No, this couldn't be further from the truth. Most people who think or say that "Pit Bulls" are inherently mean, have most likely never met one and rely on the inaccurate media hyped portryal of "Pit Bulls" as the basis of their opinions. Like any other breed of dog, the key areas of focus for ensuring a happy, well adjusted American Pit Bull Terrier as a pet are: owner education, proper breeding, socialization, and training. A break down in any one or more of these areas could lead to problems down the road.
The APBT is, contrary to popular belief, very human-friendly and will not naturally be aggressive towards humans. The APBT is, however, very loyal and eagar to please, so that if an owner wants a dog to be aggressive toward humans and reinforces this behaviour from an early age, the dog will most likely be aggressive towards humans as an adult.
Many people equate or confuse aggressivness towards other dogs with aggressivness towards humans. I have seen newspaper reports in which "concerned neighbors" are quoted saying things like, "This time it killed a stray cat; tomorrow it may be my children." Yet animal-aggressiveness is an entirely different thing from human-aggressiveness. There is no reason to infer from its killing a cat that a dog--any dog, not just an APBT--will ever show aggression toward human beings. Dogs can and do discriminate, even if irate neighbors cannot.

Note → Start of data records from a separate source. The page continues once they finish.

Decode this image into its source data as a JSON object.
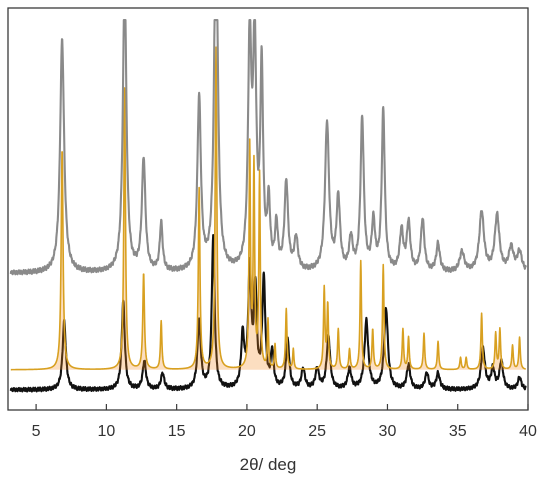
{
  "chart_data": {
    "type": "line",
    "xlabel": "2θ/ deg",
    "ylabel": "",
    "xlim": [
      3,
      40
    ],
    "x_ticks": [
      5,
      10,
      15,
      20,
      25,
      30,
      35,
      40
    ],
    "x_tick_labels": [
      "5",
      "10",
      "15",
      "20",
      "25",
      "30",
      "35",
      "40"
    ],
    "grid": false,
    "legend": "none",
    "series": [
      {
        "key": "top",
        "color": "#8a8a8a",
        "baseline": 0.34,
        "noise": 0.006,
        "peaks": [
          [
            6.85,
            0.58,
            0.17
          ],
          [
            11.3,
            0.73,
            0.15
          ],
          [
            12.65,
            0.28,
            0.15
          ],
          [
            13.9,
            0.12,
            0.12
          ],
          [
            16.6,
            0.43,
            0.15
          ],
          [
            17.8,
            0.93,
            0.15
          ],
          [
            20.2,
            0.57,
            0.14
          ],
          [
            20.55,
            0.55,
            0.14
          ],
          [
            21.05,
            0.49,
            0.12
          ],
          [
            21.55,
            0.16,
            0.12
          ],
          [
            22.1,
            0.11,
            0.12
          ],
          [
            22.8,
            0.22,
            0.15
          ],
          [
            23.5,
            0.08,
            0.15
          ],
          [
            25.7,
            0.37,
            0.17
          ],
          [
            26.5,
            0.18,
            0.15
          ],
          [
            27.4,
            0.08,
            0.15
          ],
          [
            28.2,
            0.38,
            0.14
          ],
          [
            29.0,
            0.12,
            0.14
          ],
          [
            29.7,
            0.4,
            0.13
          ],
          [
            31.0,
            0.1,
            0.15
          ],
          [
            31.5,
            0.12,
            0.15
          ],
          [
            32.5,
            0.13,
            0.15
          ],
          [
            33.6,
            0.07,
            0.15
          ],
          [
            35.3,
            0.05,
            0.2
          ],
          [
            36.7,
            0.15,
            0.2
          ],
          [
            37.8,
            0.14,
            0.2
          ],
          [
            38.8,
            0.06,
            0.2
          ],
          [
            39.4,
            0.05,
            0.2
          ]
        ]
      },
      {
        "key": "middle",
        "color": "#d8a020",
        "fill": "#f5891e",
        "baseline": 0.1,
        "noise": 0.0,
        "peaks": [
          [
            6.85,
            0.55,
            0.08
          ],
          [
            11.3,
            0.7,
            0.07
          ],
          [
            12.65,
            0.24,
            0.07
          ],
          [
            13.9,
            0.12,
            0.06
          ],
          [
            16.6,
            0.45,
            0.07
          ],
          [
            17.8,
            0.8,
            0.07
          ],
          [
            20.2,
            0.55,
            0.06
          ],
          [
            20.5,
            0.5,
            0.06
          ],
          [
            20.9,
            0.48,
            0.06
          ],
          [
            21.5,
            0.12,
            0.05
          ],
          [
            22.0,
            0.06,
            0.05
          ],
          [
            22.8,
            0.15,
            0.06
          ],
          [
            23.3,
            0.05,
            0.05
          ],
          [
            25.5,
            0.2,
            0.06
          ],
          [
            25.75,
            0.16,
            0.06
          ],
          [
            26.5,
            0.1,
            0.06
          ],
          [
            27.3,
            0.05,
            0.06
          ],
          [
            28.1,
            0.27,
            0.06
          ],
          [
            28.95,
            0.1,
            0.06
          ],
          [
            29.7,
            0.26,
            0.06
          ],
          [
            31.1,
            0.1,
            0.06
          ],
          [
            31.5,
            0.08,
            0.06
          ],
          [
            32.6,
            0.09,
            0.06
          ],
          [
            33.6,
            0.07,
            0.06
          ],
          [
            35.2,
            0.03,
            0.06
          ],
          [
            35.6,
            0.03,
            0.06
          ],
          [
            36.7,
            0.14,
            0.06
          ],
          [
            37.7,
            0.09,
            0.06
          ],
          [
            38.0,
            0.1,
            0.06
          ],
          [
            38.9,
            0.06,
            0.06
          ],
          [
            39.4,
            0.08,
            0.06
          ]
        ]
      },
      {
        "key": "bottom",
        "color": "#111111",
        "baseline": 0.05,
        "noise": 0.005,
        "peaks": [
          [
            7.0,
            0.17,
            0.14
          ],
          [
            11.2,
            0.22,
            0.13
          ],
          [
            12.7,
            0.07,
            0.14
          ],
          [
            14.0,
            0.04,
            0.14
          ],
          [
            16.6,
            0.17,
            0.14
          ],
          [
            17.6,
            0.38,
            0.12
          ],
          [
            19.7,
            0.13,
            0.13
          ],
          [
            20.2,
            0.29,
            0.13
          ],
          [
            20.6,
            0.24,
            0.12
          ],
          [
            21.2,
            0.27,
            0.13
          ],
          [
            21.8,
            0.09,
            0.12
          ],
          [
            22.9,
            0.12,
            0.14
          ],
          [
            24.0,
            0.05,
            0.15
          ],
          [
            25.0,
            0.05,
            0.15
          ],
          [
            25.8,
            0.13,
            0.15
          ],
          [
            27.3,
            0.05,
            0.15
          ],
          [
            28.5,
            0.17,
            0.16
          ],
          [
            29.9,
            0.2,
            0.16
          ],
          [
            31.5,
            0.06,
            0.15
          ],
          [
            32.8,
            0.04,
            0.15
          ],
          [
            33.6,
            0.04,
            0.15
          ],
          [
            36.8,
            0.1,
            0.17
          ],
          [
            37.5,
            0.05,
            0.15
          ],
          [
            38.1,
            0.07,
            0.15
          ],
          [
            39.4,
            0.03,
            0.15
          ]
        ]
      }
    ]
  }
}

One of the most enduring urban legends involving dogs is the one about Doberman Pinscher's supposed tendency to suddenly "turn on" their loving owners. This violent change in behavior is said to be precipitated by a natural swelling of the dog's brain at a certain age (the exact age differs according to the retelling). Of course this legend has no basis at all in fact. The "pit bull" has replaced the Doberman Pinscher as the stereotypical "vicious breed," but the same human ignorance and credulity is behind the persistence of such legends.